Securing GitHub Copilot and other AI coding assistants requires application security tooling designed for the agentic coding era. Checkmarx Developer Assist is a standalone, agentic AI security assistant that lives in the IDE and fixes code as fast as GitHub Copilot generates it and developers approve it. 

Developer Assist continuously scans human and AI-generated code for issues across SAST, SCA (including malicious packages), IaC, containers, and secrets, then generates safe, explainable fixes in-line so vulnerabilities never reach the repository. Built for all popular AI-native IDEs, including Cursor, Windsurf, VS Code, and JetBrains, Developer Assist brings Checkmarx One intelligence directly to developers, shrinking remediation from hours to minutes without slowing delivery.

Key capabilities of Checkmarx Developer Assist:

  • Secure AI-generated and human code in real time: Detect vulnerabilities, misconfigurations, hard-coded secrets, and malicious packages as code is written, before commit.
  • Inline, agentic remediation: Use Checkmarx agentic AI to propose and apply validated code changes, not just suggestions, directly in the IDE.
  • Shorter fix cycles and lower remediation cost: Cut pre-commit fix cycles from hours to minutes and reduce remediation costs per issue, helping teams avoid expensive downstream rework.
  • Guardrails for AI coding assistants: Work alongside copilots such as GitHub Copilot, Cursor, and Windsurf to provide security guardrails and safe refactoring for AI-generated changes.
  • Frictionless rollout and adoption: Run locally in the IDE, send only minimal metadata (no source code), and be adopted independently of the full Checkmarx One platform as an easy on-ramp to agentic AppSec.

Learn more about Checkmarx Developer Assist

Conclusion

Cursor can be used securely, but not casually.
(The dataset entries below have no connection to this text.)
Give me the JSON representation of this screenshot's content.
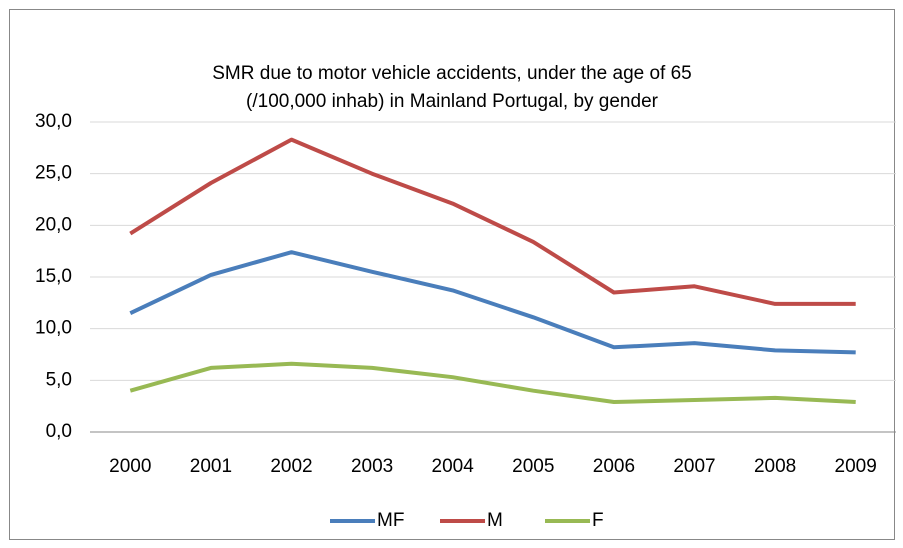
{
  "chart_data": {
    "type": "line",
    "title": "SMR due to motor vehicle accidents, under the age of 65 (/100,000 inhab) in Mainland Portugal, by gender",
    "categories": [
      "2000",
      "2001",
      "2002",
      "2003",
      "2004",
      "2005",
      "2006",
      "2007",
      "2008",
      "2009"
    ],
    "series": [
      {
        "name": "MF",
        "color": "#4a7ebb",
        "values": [
          11.5,
          15.2,
          17.4,
          15.5,
          13.7,
          11.1,
          8.2,
          8.6,
          7.9,
          7.7
        ]
      },
      {
        "name": "M",
        "color": "#be4b48",
        "values": [
          19.2,
          24.1,
          28.3,
          25.0,
          22.1,
          18.4,
          13.5,
          14.1,
          12.4,
          12.4
        ]
      },
      {
        "name": "F",
        "color": "#98b954",
        "values": [
          4.0,
          6.2,
          6.6,
          6.2,
          5.3,
          4.0,
          2.9,
          3.1,
          3.3,
          2.9
        ]
      }
    ],
    "ylim": [
      0,
      30
    ],
    "yticks": [
      {
        "value": 0,
        "label": "0,0"
      },
      {
        "value": 5,
        "label": "5,0"
      },
      {
        "value": 10,
        "label": "10,0"
      },
      {
        "value": 15,
        "label": "15,0"
      },
      {
        "value": 20,
        "label": "20,0"
      },
      {
        "value": 25,
        "label": "25,0"
      },
      {
        "value": 30,
        "label": "30,0"
      }
    ],
    "grid": true,
    "legend": "bottom"
  }
}
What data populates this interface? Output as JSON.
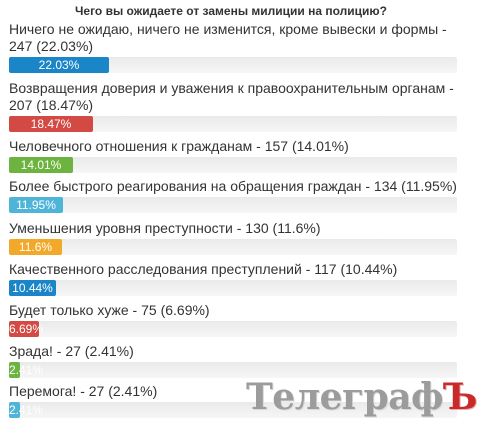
{
  "poll": {
    "title": "Чего вы ожидаете от замены милиции на полицию?",
    "answers": [
      {
        "label": "Ничего не ожидаю, ничего не изменится, кроме вывески и формы - 247 (22.03%)",
        "percent": 22.03,
        "bar_label": "22.03%",
        "color": "#1a86c8"
      },
      {
        "label": "Возвращения доверия и уважения к правоохранительным органам - 207 (18.47%)",
        "percent": 18.47,
        "bar_label": "18.47%",
        "color": "#d24a43"
      },
      {
        "label": "Человечного отношения к гражданам - 157 (14.01%)",
        "percent": 14.01,
        "bar_label": "14.01%",
        "color": "#6db33f"
      },
      {
        "label": "Более быстрого реагирования на обращения граждан - 134 (11.95%)",
        "percent": 11.95,
        "bar_label": "11.95%",
        "color": "#4fb5d8"
      },
      {
        "label": "Уменьшения уровня преступности - 130 (11.6%)",
        "percent": 11.6,
        "bar_label": "11.6%",
        "color": "#f2a92a"
      },
      {
        "label": "Качественного расследования преступлений - 117 (10.44%)",
        "percent": 10.44,
        "bar_label": "10.44%",
        "color": "#1a86c8"
      },
      {
        "label": "Будет только хуже - 75 (6.69%)",
        "percent": 6.69,
        "bar_label": "6.69%",
        "color": "#d24a43"
      },
      {
        "label": "Зрада! - 27 (2.41%)",
        "percent": 2.41,
        "bar_label": "2.41%",
        "color": "#6db33f"
      },
      {
        "label": "Перемога! - 27 (2.41%)",
        "percent": 2.41,
        "bar_label": "2.41%",
        "color": "#4fb5d8"
      }
    ]
  },
  "logo": {
    "main": "Телеграф",
    "end": "Ъ"
  }
}
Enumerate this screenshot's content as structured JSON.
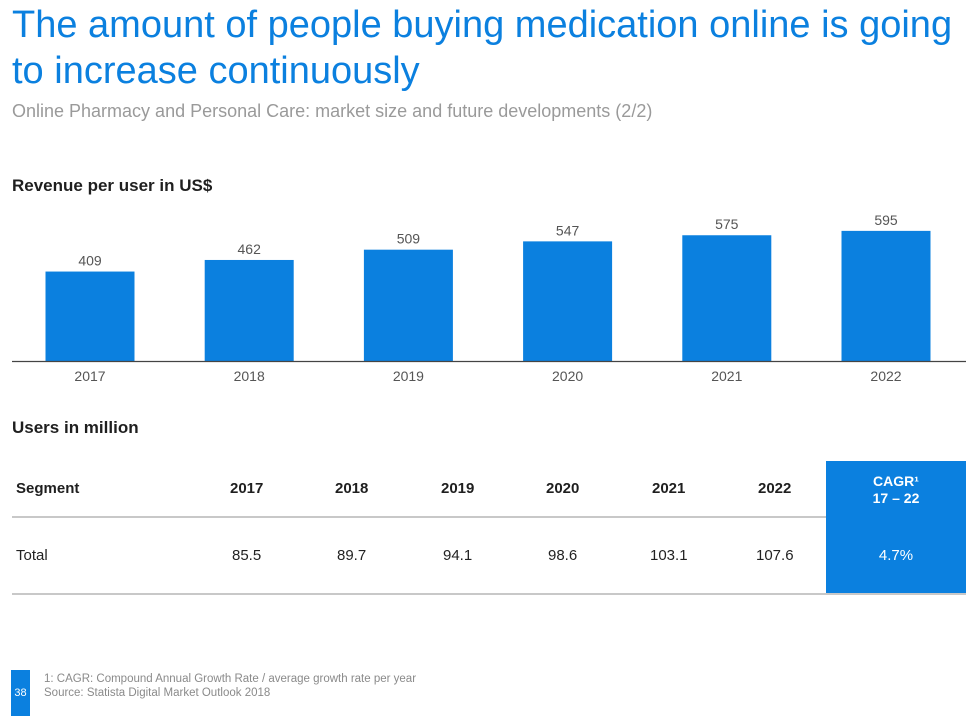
{
  "header": {
    "title": "The amount of people buying medication online is going to increase continuously",
    "subtitle": "Online Pharmacy and Personal Care: market size and future developments (2/2)"
  },
  "chart_section_title": "Revenue per user in US$",
  "chart_data": {
    "type": "bar",
    "title": "Revenue per user in US$",
    "categories": [
      "2017",
      "2018",
      "2019",
      "2020",
      "2021",
      "2022"
    ],
    "values": [
      409,
      462,
      509,
      547,
      575,
      595
    ],
    "xlabel": "",
    "ylabel": "",
    "color": "#0b80df",
    "grid": false
  },
  "table_section_title": "Users in million",
  "table": {
    "headers": [
      "Segment",
      "2017",
      "2018",
      "2019",
      "2020",
      "2021",
      "2022"
    ],
    "cagr_header_line1": "CAGR¹",
    "cagr_header_line2": "17 – 22",
    "rows": [
      {
        "segment": "Total",
        "values": [
          "85.5",
          "89.7",
          "94.1",
          "98.6",
          "103.1",
          "107.6"
        ],
        "cagr": "4.7%"
      }
    ]
  },
  "footer": {
    "page_number": "38",
    "footnote": "1: CAGR: Compound Annual Growth Rate / average growth rate per year",
    "source": "Source: Statista Digital Market Outlook 2018"
  },
  "colors": {
    "accent": "#0b80df",
    "subtitle": "#9a9a9a"
  }
}
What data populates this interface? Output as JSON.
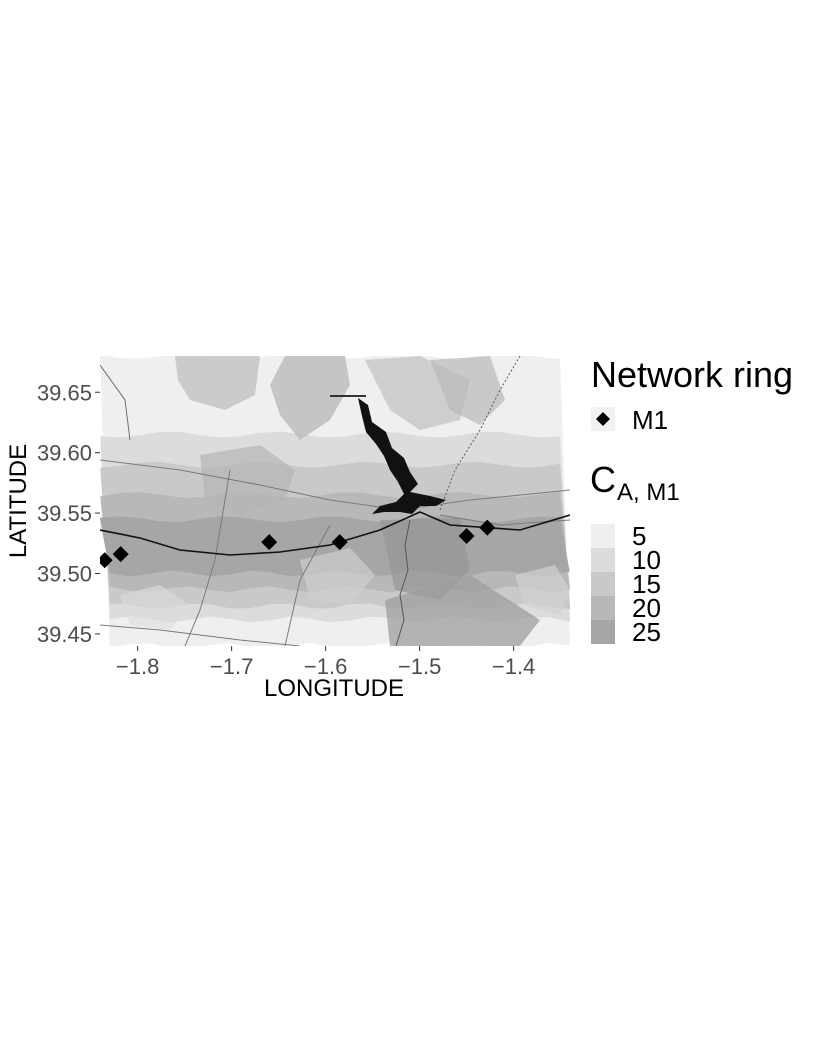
{
  "map": {
    "x_axis": {
      "title": "LONGITUDE",
      "ticks": [
        {
          "value": -1.8,
          "label": "−1.8"
        },
        {
          "value": -1.7,
          "label": "−1.7"
        },
        {
          "value": -1.6,
          "label": "−1.6"
        },
        {
          "value": -1.5,
          "label": "−1.5"
        },
        {
          "value": -1.4,
          "label": "−1.4"
        }
      ],
      "range": [
        -1.84,
        -1.34
      ]
    },
    "y_axis": {
      "title": "LATITUDE",
      "ticks": [
        {
          "value": 39.45,
          "label": "39.45"
        },
        {
          "value": 39.5,
          "label": "39.50"
        },
        {
          "value": 39.55,
          "label": "39.55"
        },
        {
          "value": 39.6,
          "label": "39.60"
        },
        {
          "value": 39.65,
          "label": "39.65"
        }
      ],
      "range": [
        39.44,
        39.68
      ]
    },
    "stations": [
      {
        "lon": -1.835,
        "lat": 39.511
      },
      {
        "lon": -1.818,
        "lat": 39.516
      },
      {
        "lon": -1.66,
        "lat": 39.526
      },
      {
        "lon": -1.585,
        "lat": 39.526
      },
      {
        "lon": -1.45,
        "lat": 39.531
      },
      {
        "lon": -1.428,
        "lat": 39.538
      }
    ],
    "coverage_bands": [
      {
        "level": 5,
        "lat_from": 39.44,
        "lat_to": 39.68
      },
      {
        "level": 10,
        "lat_from": 39.462,
        "lat_to": 39.615
      },
      {
        "level": 15,
        "lat_from": 39.473,
        "lat_to": 39.59
      },
      {
        "level": 20,
        "lat_from": 39.487,
        "lat_to": 39.565
      },
      {
        "level": 25,
        "lat_from": 39.5,
        "lat_to": 39.545
      }
    ]
  },
  "legend": {
    "network_title": "Network ring",
    "network_items": [
      {
        "label": "M1",
        "icon": "diamond-icon"
      }
    ],
    "scale_title_main": "C",
    "scale_title_sub": "A, M1",
    "scale_items": [
      {
        "label": "5",
        "color": "#efefef"
      },
      {
        "label": "10",
        "color": "#dcdcdc"
      },
      {
        "label": "15",
        "color": "#c9c9c9"
      },
      {
        "label": "20",
        "color": "#b8b8b8"
      },
      {
        "label": "25",
        "color": "#a6a6a6"
      }
    ]
  }
}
Its native controls help reduce risk around data handling, approvals, and agent behavior, but they do not replace secure review, dependency governance, secrets protection, and SDLC policy enforcement. Organizations that treat Cursor as a powerful coding system – not just a smart editor – will be better positioned to capture the productivity benefits of agentic development without expanding risk faster than they can control it.